Lucro

03/02/2016

Gente motivada pelo lucro faz coisas extraordinárias. Quando o lucro é ameaçado, o mundo torna-se mais feio e perigoso. Vegas, Disney, Facebook, Google, Apple, Microsoft, Samsung, a beleza de Paris, os resorts próximos aos Alpes, arenas fantásticas para o esporte, medicamentos milagrosos, aparelhos sofisticados para salvar vidas, carros, joias, escolas, tudo o que torna a vida das pessoas mais confortável e mais longa, foi feito objetivando o lucro.

Sem ele, dependeríamos de um grupo de anjos. Pessoas altruístas, que empenhariam suas vidas para tornar os semelhantes mais felizes. Eles, os anjos, ainda não foram localizados após milhares de anos de vida na Terra. Na dúvida, procurar o lucro e não os anjos parece ser uma decisão mais sábia.



Um homem entra em um restaurante às 12:30 de uma quarta-feira no centro financeiro de São Paulo. Está com pressa e deseja apenas comer uma folha de alface e beber um copo de água mineral com gás. É atendido com presteza e a única contrariedade acontece no momento da conta, U$ 6,50 (cerca de 26 reais em fevereiro de 2016). Embora os preços estejam no menu, o cliente fica irritado e acha um absurdo tal valor ser cobrado por tão singela refeição. O cardápio prevê este preço para uma salada inteira, mas ele queria comer muito pouco e foi avisado pelo garçom sobre o preço mínimo. Pagou e foi embora jurando nunca mais “retornar a este local de exploradores”.
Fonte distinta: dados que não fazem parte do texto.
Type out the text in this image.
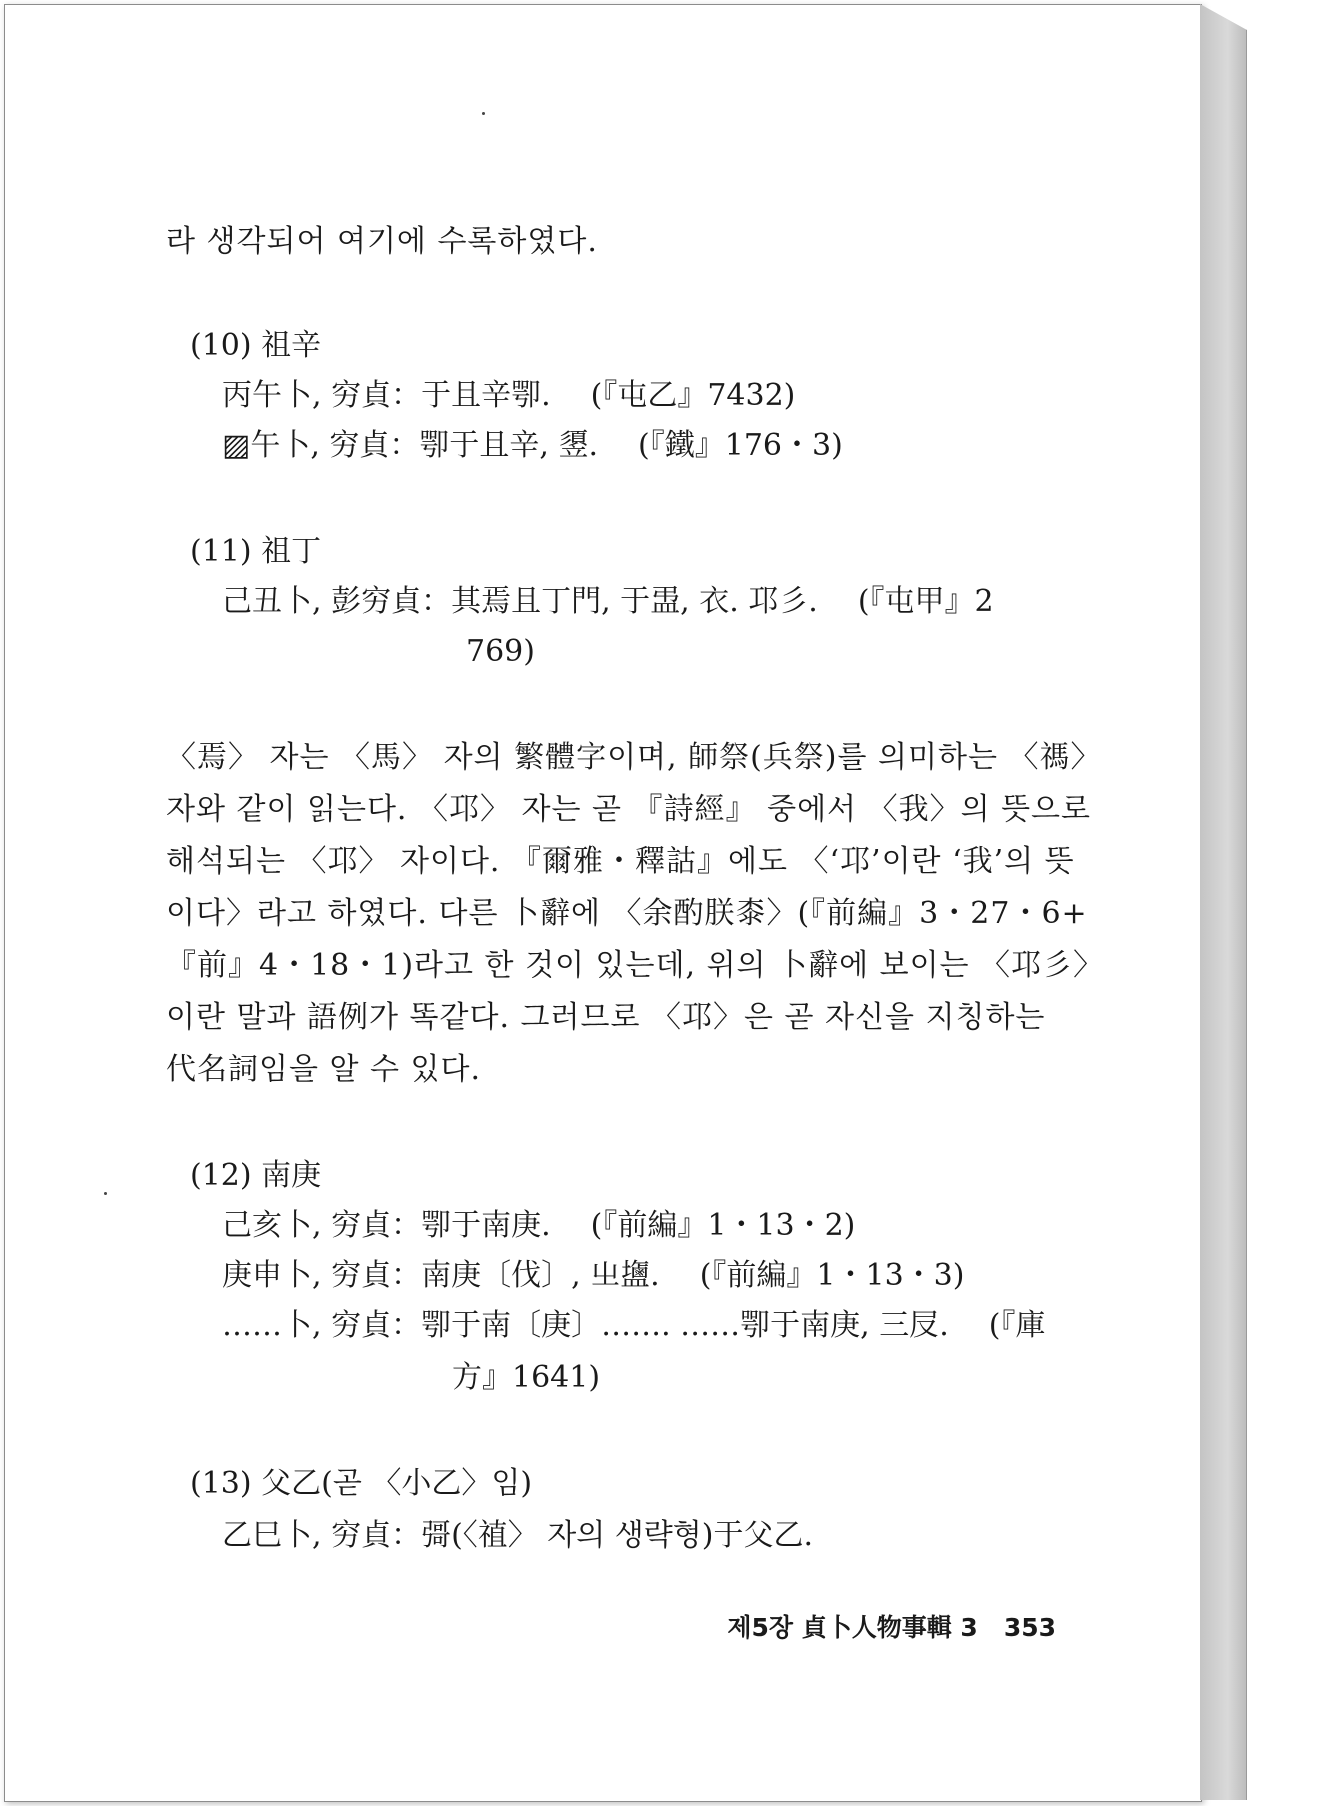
라 생각되어 여기에 수록하였다.
(10) 祖辛
丙午卜, 穷貞：于且辛卾. (『屯乙』7432)
▨午卜, 穷貞：卾于且辛, 䇓. (『鐵』176・3)
(11) 祖丁
己丑卜, 彭穷貞：其焉且丁門, 于盄, 衣. 邛彡. (『屯甲』2
769)
〈焉〉 자는 〈馬〉 자의 繁體字이며, 師祭(兵祭)를 의미하는 〈禡〉
자와 같이 읽는다. 〈邛〉 자는 곧 『詩經』 중에서 〈我〉의 뜻으로
해석되는 〈邛〉 자이다. 『爾雅・釋詁』에도 〈‘邛’이란 ‘我’의 뜻
이다〉라고 하였다. 다른 卜辭에 〈余酌朕桼〉(『前編』3・27・6+
『前』4・18・1)라고 한 것이 있는데, 위의 卜辭에 보이는 〈邛彡〉
이란 말과 語例가 똑같다. 그러므로 〈邛〉은 곧 자신을 지칭하는
代名詞임을 알 수 있다.
(12) 南庚
己亥卜, 穷貞：卾于南庚. (『前編』1・13・2)
庚申卜, 穷貞：南庚〔伐〕, 㞢䀋. (『前編』1・13・3)
……卜, 穷貞：卾于南〔庚〕……. ……卾于南庚, 三㞋. (『庫
方』1641)
(13) 父乙(곧 〈小乙〉임)
乙巳卜, 穷貞：彁(〈禃〉 자의 생략형)于父乙.
제5장 貞卜人物事輯 3 353
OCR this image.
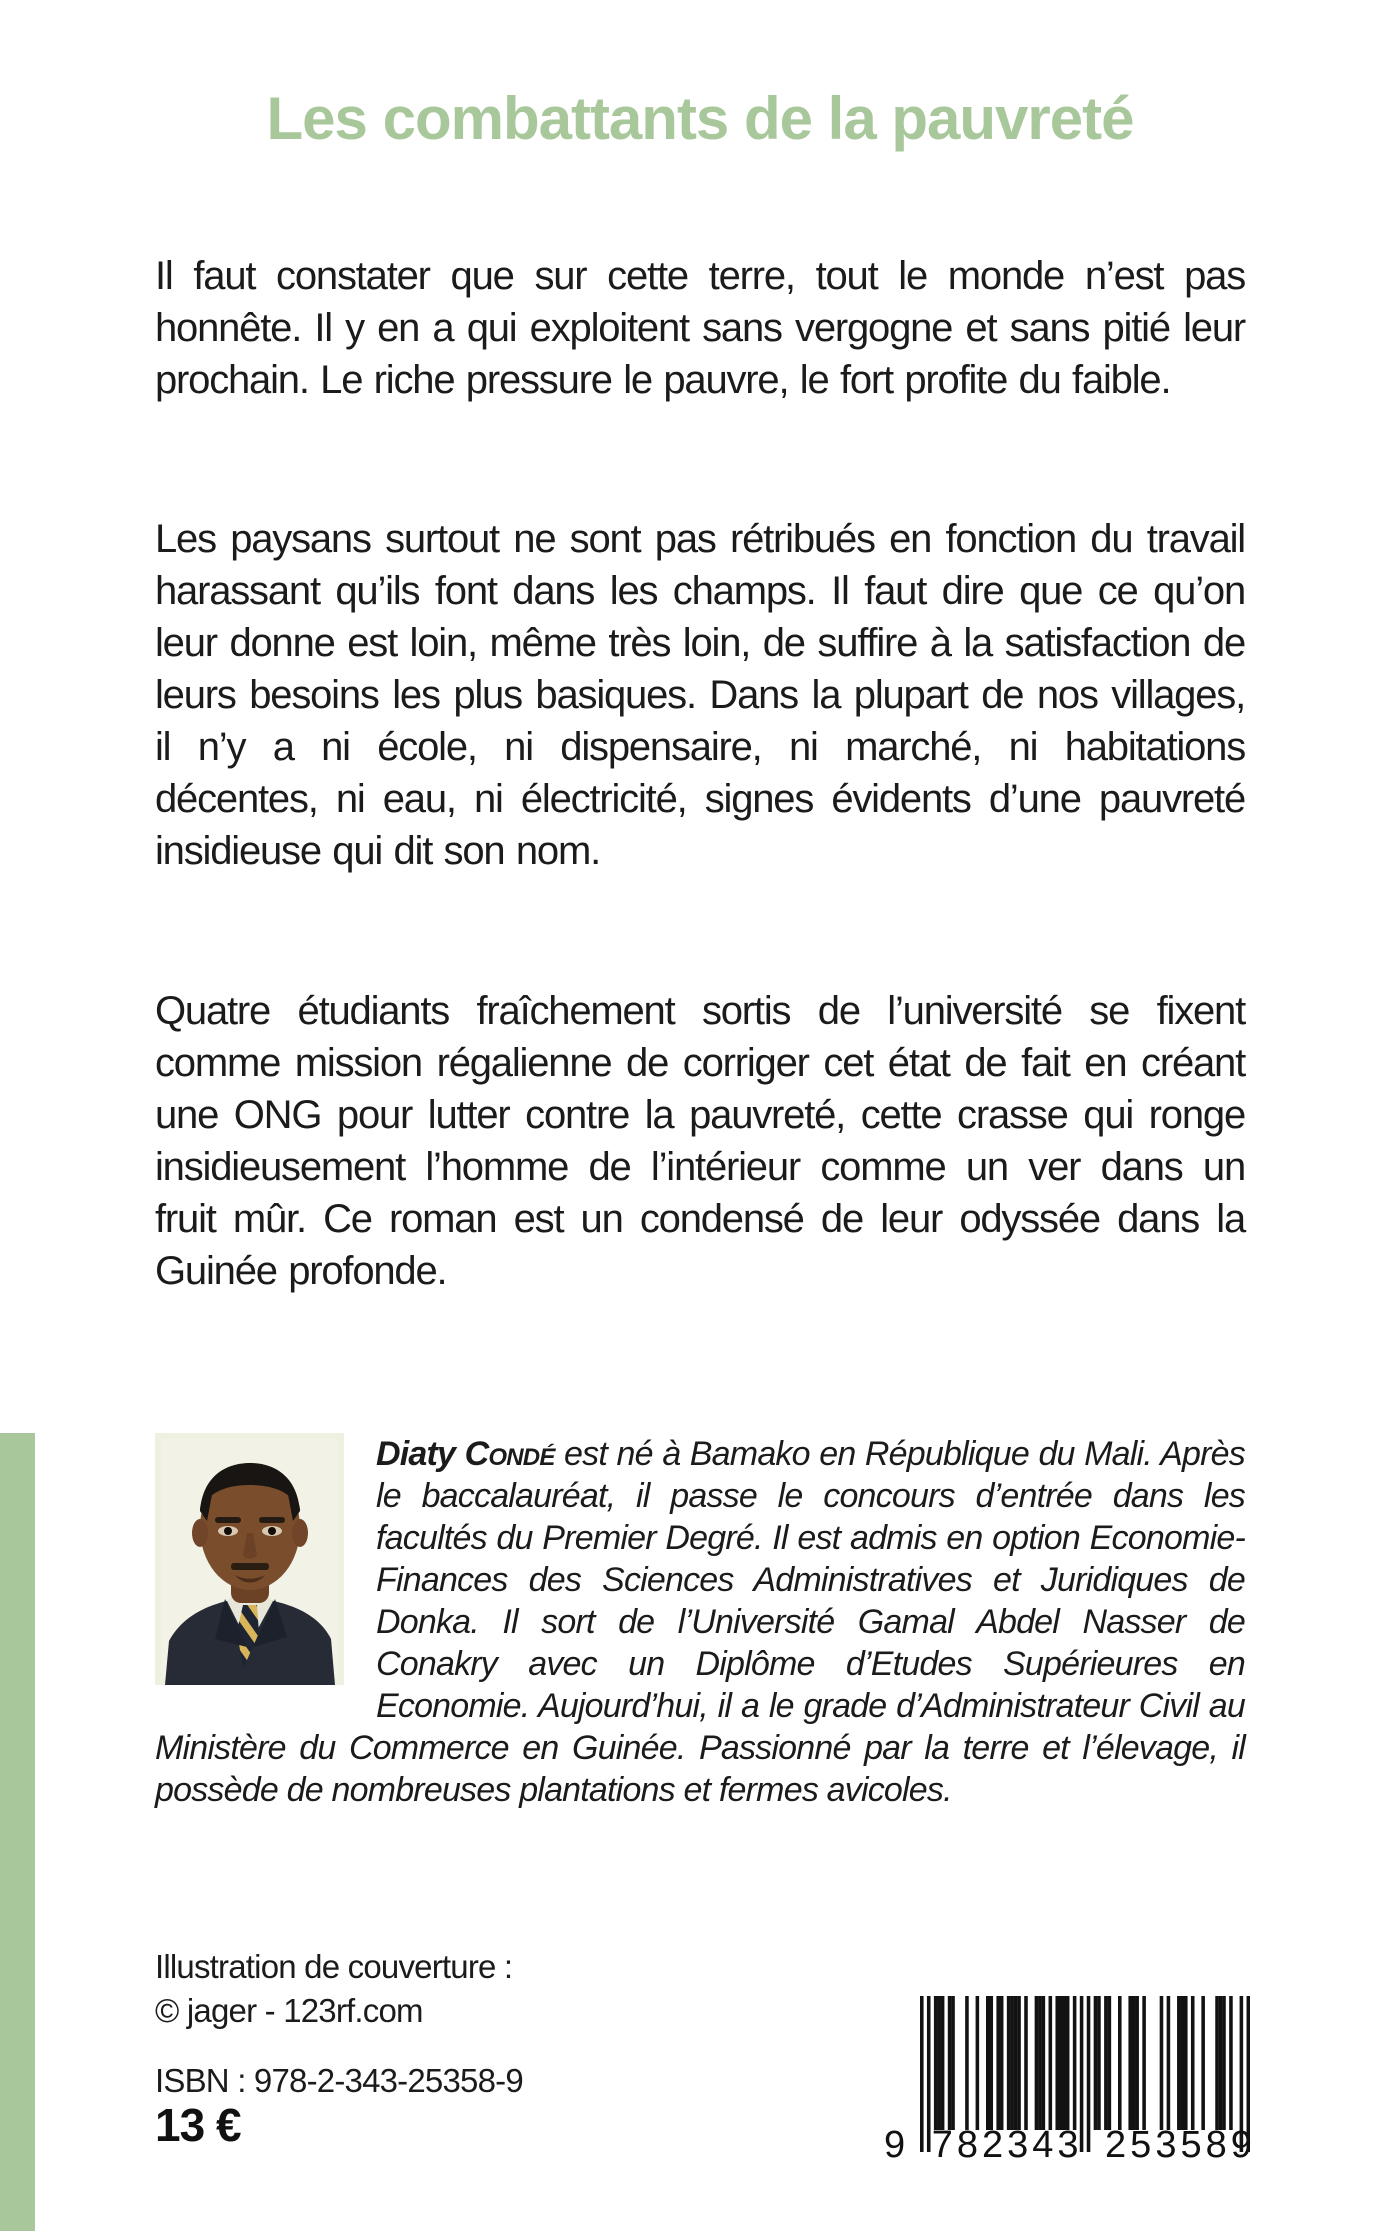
Les combattants de la pauvreté

Il faut constater que sur cette terre, tout le monde n’est pas honnête. Il y en a qui exploitent sans vergogne et sans pitié leur prochain. Le riche pressure le pauvre, le fort profite du faible.

Les paysans surtout ne sont pas rétribués en fonction du travail harassant qu’ils font dans les champs. Il faut dire que ce qu’on leur donne est loin, même très loin, de suffire à la satisfaction de leurs besoins les plus basiques. Dans la plupart de nos villages, il n’y a ni école, ni dispensaire, ni marché, ni habitations décentes, ni eau, ni électricité, signes évidents d’une pauvreté insidieuse qui dit son nom.

Quatre étudiants fraîchement sortis de l’université se fixent comme mission régalienne de corriger cet état de fait en créant une ONG pour lutter contre la pauvreté, cette crasse qui ronge insidieusement l’homme de l’intérieur comme un ver dans un fruit mûr. Ce roman est un condensé de leur odyssée dans la Guinée profonde.

Diaty Condé est né à Bamako en République du Mali. Après le baccalauréat, il passe le concours d’entrée dans les facultés du Premier Degré. Il est admis en option Economie-Finances des Sciences Administratives et Juridiques de Donka. Il sort de l’Université Gamal Abdel Nasser de Conakry avec un Diplôme d’Etudes Supérieures en Economie. Aujourd’hui, il a le grade d’Administrateur Civil au Ministère du Commerce en Guinée. Passionné par la terre et l’élevage, il possède de nombreuses plantations et fermes avicoles.

Illustration de couverture :

© jager - 123rf.com

ISBN : 978-2-343-25358-9

13 €	9 782343 253589
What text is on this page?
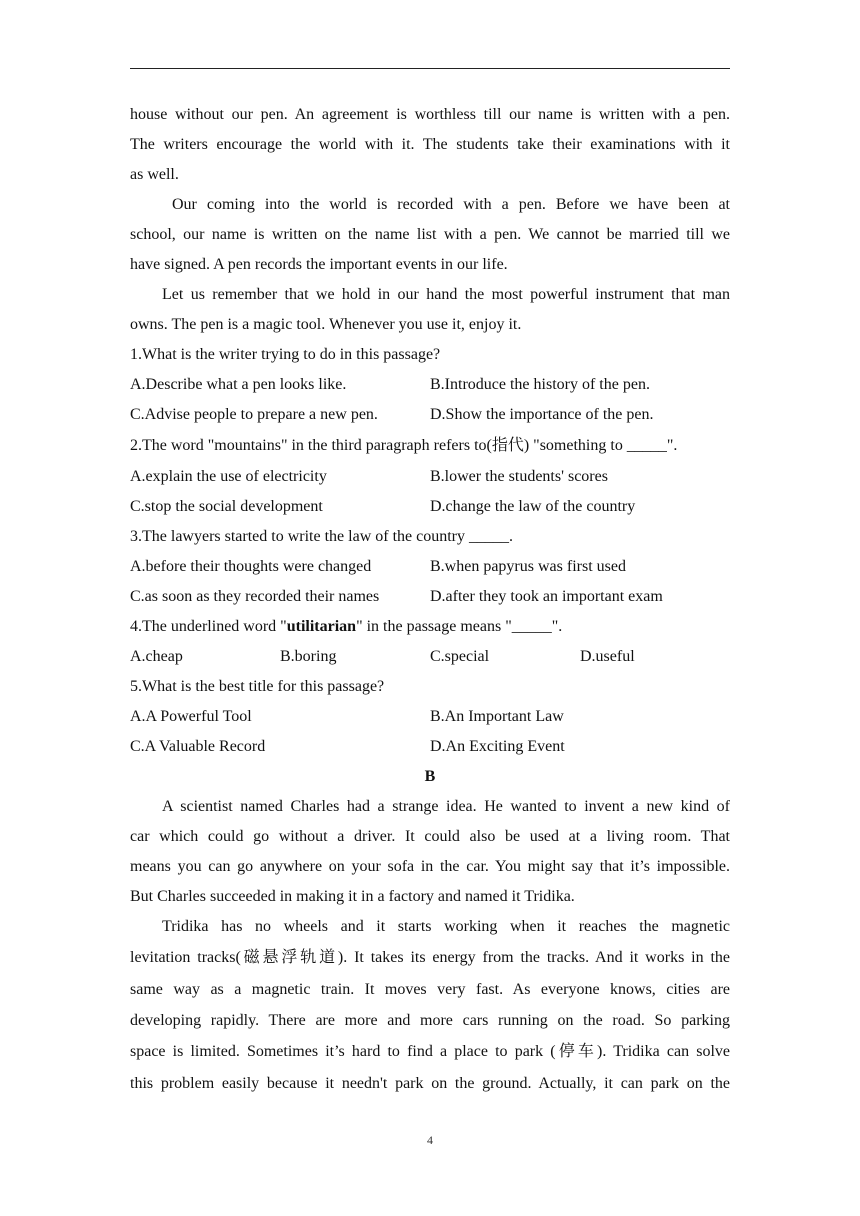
house without our pen. An agreement is worthless till our name is written with a pen.
The writers encourage the world with it. The students take their examinations with it
as well.
Our coming into the world is recorded with a pen. Before we have been at
school, our name is written on the name list with a pen. We cannot be married till we
have signed. A pen records the important events in our life.
Let us remember that we hold in our hand the most powerful instrument that man
owns. The pen is a magic tool. Whenever you use it, enjoy it.
1.What is the writer trying to do in this passage?
A.Describe what a pen looks like.	B.Introduce the history of the pen.
C.Advise people to prepare a new pen.	D.Show the importance of the pen.
2.The word "mountains" in the third paragraph refers to(指代) "something to _____".
A.explain the use of electricity	B.lower the students' scores
C.stop the social development	D.change the law of the country
3.The lawyers started to write the law of the country _____.
A.before their thoughts were changed	B.when papyrus was first used
C.as soon as they recorded their names	D.after they took an important exam
4.The underlined word "utilitarian" in the passage means "_____".
A.cheap	B.boring	C.special	D.useful
5.What is the best title for this passage?
A.A Powerful Tool	B.An Important Law
C.A Valuable Record	D.An Exciting Event
B
A scientist named Charles had a strange idea. He wanted to invent a new kind of
car which could go without a driver. It could also be used at a living room. That
means you can go anywhere on your sofa in the car. You might say that it’s impossible.
But Charles succeeded in making it in a factory and named it Tridika.
Tridika has no wheels and it starts working when it reaches the magnetic
levitation tracks(磁悬浮轨道). It takes its energy from the tracks. And it works in the
same way as a magnetic train. It moves very fast. As everyone knows, cities are
developing rapidly. There are more and more cars running on the road. So parking
space is limited. Sometimes it’s hard to find a place to park (停车). Tridika can solve
this problem easily because it needn't park on the ground. Actually, it can park on the
4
Este homem precisa de algumas aulas sobre finanças. Ele ignora que, para a alface e o copo de água estarem na sua frente no momento desejado, exatamente no centro financeiro da maior cidade da América Latina, alguém – o dono do restaurante – gastou horas e mais horas debruçado sobre o projeto daquela loja. Contratou arquiteto e engenheiro para elaborar o projeto, aprovou o projeto na prefeitura após um monte de burocratas estatais jogarem com sua paciência, pagou mil taxas e finalmente pode construir. Alugou um terreno, contratou um advogado, um contador e um empreiteiro e fez a obra. Foi ao banco pedir um empréstimo para custear 60% do investimento, novamente entrou no jogo de paciência com a prefeitura para obter o Habite-se, pagou mais taxas e esperou pelo fiscal. Após vencida esta etapa, chegou a vez do Alvará e de mais taxas. Conseguiu finalmente a permissão para trabalhar. Contratou garçons, recepcionista, maitre, cozinheiros, estoquista e uma empresa de TI. Comprou software, máquinas de cartão de crédito, mobília, louças, talheres, instalou ar condicionado e adquiriu seu primeiro estoque de bebidas e de comida. Comprou uma cozinha profissional e decorou o ambiente. Toalhas de mesas, guardanapos, dezenas de itens, energia elétrica, gás e água. Tudo para que alguém com pressa pudesse ter, na hora solicitada, uma salada e água na mesa, servidos por um garçom educado. Este homem acha que os 26 reais vão para o bolso do empresário. Ele ignora todos custos que reduzem os 26 reais para um lucro próximo dos centavos. Ele parece desconhecer também que o lucro é o pagamento devido ao empresário em troca do dinheiro investido, do tempo empregado para bolar e tocar o negócio e principalmente pelo RISCO tomado.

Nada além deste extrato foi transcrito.